CONJONCTURE. D'après la dernière étude réalisée par BTP Banque, même si la reprise économique est indéniable, les trésoreries des entreprises du BTP souffrent encore et toujours. La faute notamment aux prix bas et à la hausse du coût des matériaux.
La reprise est bien là, mais les entreprises du BTP ne sont pas encore guéries. Ainsi pourrait-on résumer le contenu de la dernière étude de conjoncture réalisée par BTP Banque (1). Cette publication annuelle est réputée pour être la plus proche du vécu des entreprises parmi celles qui concernent le secteur de la construction. "2015 aura été le point bas. 2016 est l'année du retournement", explique Claude Lavisse, président du directoire de l'organisme, à Batiactu. "La situation évolue donc plutôt favorablement, mais cela reste dur pour les entreprises."
Preuve de ces difficultés, en 2016, le taux de la valeur ajoutée a diminué, alors même que les carnets de commandes se regarnissaient (de l'ordre de +3 à +4% de chiffre d'affaires). "C'est le résultat d'une concurrence toujours agressive, qui se concrétise par des prix bas", nous explique Claude Lavisse. "Ce à quoi s'ajoute une hausse des coûts des matériaux." Dans le gros oeuvre, ainsi, le taux de valeur ajoutée baisse légèrement, de 0,3 point (à 37,6%), ainsi que dans le second oeuvre (-0,5 point, à 39,8%) et les travaux publics (-0,1 point, à 40,4%).

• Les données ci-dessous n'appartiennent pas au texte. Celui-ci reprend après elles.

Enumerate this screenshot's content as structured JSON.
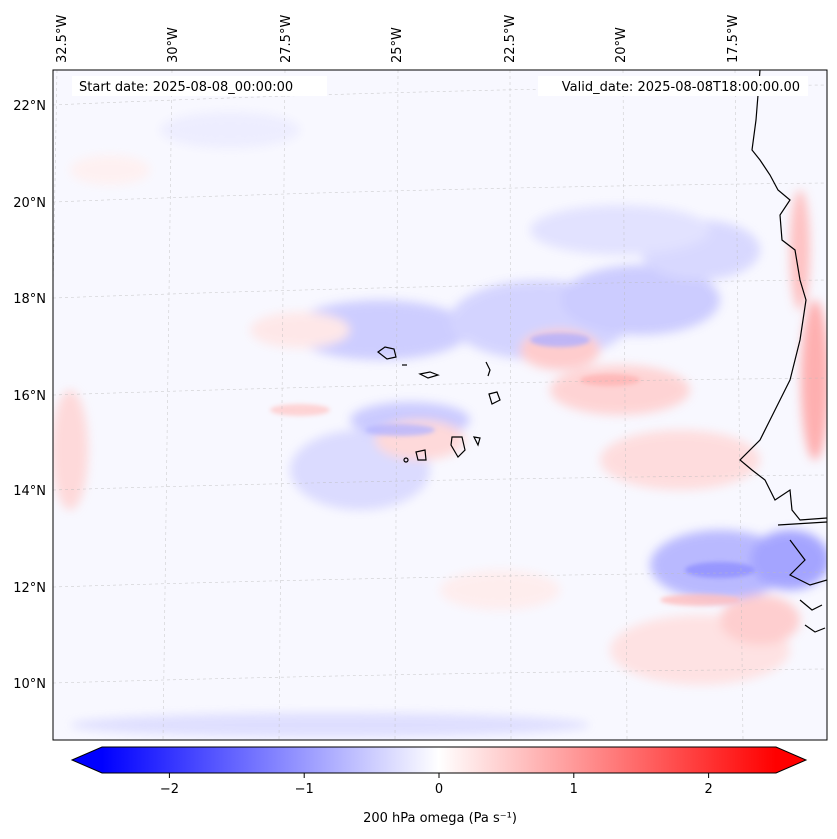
{
  "map": {
    "top_lon_labels": [
      "32.5°W",
      "30°W",
      "27.5°W",
      "25°W",
      "22.5°W",
      "20°W",
      "17.5°W"
    ],
    "left_lat_labels": [
      "22°N",
      "20°N",
      "18°N",
      "16°N",
      "14°N",
      "12°N",
      "10°N"
    ],
    "start_date": "Start date: 2025-08-08_00:00:00",
    "valid_date": "Valid_date: 2025-08-08T18:00:00.00",
    "gridlines": true,
    "coastlines": true
  },
  "colorbar": {
    "ticks": [
      "−2",
      "−1",
      "0",
      "1",
      "2"
    ],
    "tick_values": [
      -2,
      -1,
      0,
      1,
      2
    ],
    "range": [
      -2.5,
      2.5
    ],
    "label": "200 hPa omega (Pa s⁻¹)",
    "colors": {
      "min": "#0000ff",
      "mid": "#ffffff",
      "max": "#ff0000"
    },
    "extend": "both"
  },
  "chart_data": {
    "type": "heatmap",
    "title": "",
    "variable": "200 hPa omega",
    "units": "Pa s⁻¹",
    "xlabel": "",
    "ylabel": "",
    "lon_range": [
      -33,
      -14.8
    ],
    "lat_range": [
      9,
      22.8
    ],
    "color_range": [
      -2.5,
      2.5
    ],
    "colormap": "bwr",
    "features": [
      {
        "label": "Cape Verde islands",
        "lon": -24,
        "lat": 16
      },
      {
        "label": "West African coastline",
        "lon": -16.5,
        "lat": 14.5
      }
    ]
  }
}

La productivité des salariés a augmenté
"Un point positif : celui de la baisse du poids des charges de personnel dans la valeur ajoutée", observe toutefois Claude Lavisse. Cette part ne cesse d'augmenter depuis le début de la crise, en 2008. Elle a atteint son point haut en 2015 (89,2% dans le second oeuvre, 88% dans le gros oeuvre, 82,3% dans les TP), avant de décroître légèrement en 2016. "La reprise de l'activité fait que les entreprises, qui avaient l'habitude d'être en léger sureffectif ces dernières années, trouvent assez de travail pour employer tout le monde", nous éclaire Claude Lavisse. "Ainsi, la productivité augmente."
Un autre point encourageant est celui du rebond du taux de marge nette pour toutes les catégories d'entreprises. Dans le gros oeuvre, il passe de 1,4% à 1,6%, dans le second oeuvre de 1,5% à 1,9% et dans les TP de 1,7% à 2,3%. "Cet état de fait s'accompagne d'une chute très nette de la part des entreprises en perte", ajoute Claude Lavisse. En effet, dans les TP notament, on passe de 17,4% à 12,9% entre 2015 et 2016 (environ 17% dans les deux autres segments d'activité).
Les besoins en fonds de roulement élevés en 2016-2017
L'étude BTP banque révèle par ailleurs une augmentation en 2016 de l'utilisation de personnel extérieur à l'entreprise (surtout dans le gros oeuvre, où on passe de 5,3% à 6,4%). Ce qui concerne les salariés intérimaires et détachés.
En matière de délais de paiement, les délais clients restent élevés (de 83,4 jours de production pour le second oeuvre à 90,1 jours pour les travaux publics), et les délais fournisseurs augmentent assez fortement depuis 2014. Résultat, les trésoreries souffrent. Mais elles subissent également le contrecoup de la reprise économique : certaines sociétés priorisent le carnet de commandes plutôt que de se concentrer sur les affaires les plus rentables - comme conseille de la faire BTP Banque. Elles prennent ainsi le risque de mettre à mal leurs trésoreries, déjà échaudées par des années de crise. "Il ne suffit pas d'une année d'activité correcte pour reconstruire la santé financière d'une entreprise", illustre Claude Lavisse.
Qu'en est-il en 2017 ? "Nous nous situons dans la même lignée que 2016", nous révèle Clause Lavisse. "Il semblerait que les prix s'améliorent un peu, mais les besoins en fonds de roulement restent fort. Nous le voyons au niveau très élevé de demande en crédits de trésorerie." Les récentes annonces d'Emmanuel Macron aux 24 heures du bâtiment devraient également contribuer à soutenir le secteur dans les annees à venir. "Le secteur entre probablement dans une période de quelques années où il bénéficiera de conditions plus favorables. Le Grand Paris sera d'ailleurs un grand pourvoyeur d'activités en Île-de-France", conclut Claude Lavisse.
(1) Etude réalisée sur la base d'un échantillon 3.636 entreprises soumises à l'impôt sur les sociétés ayant un CA compris entre 500.000 et 150 millions d'euros (gros oeuvre, second oeuvre et travaux publics).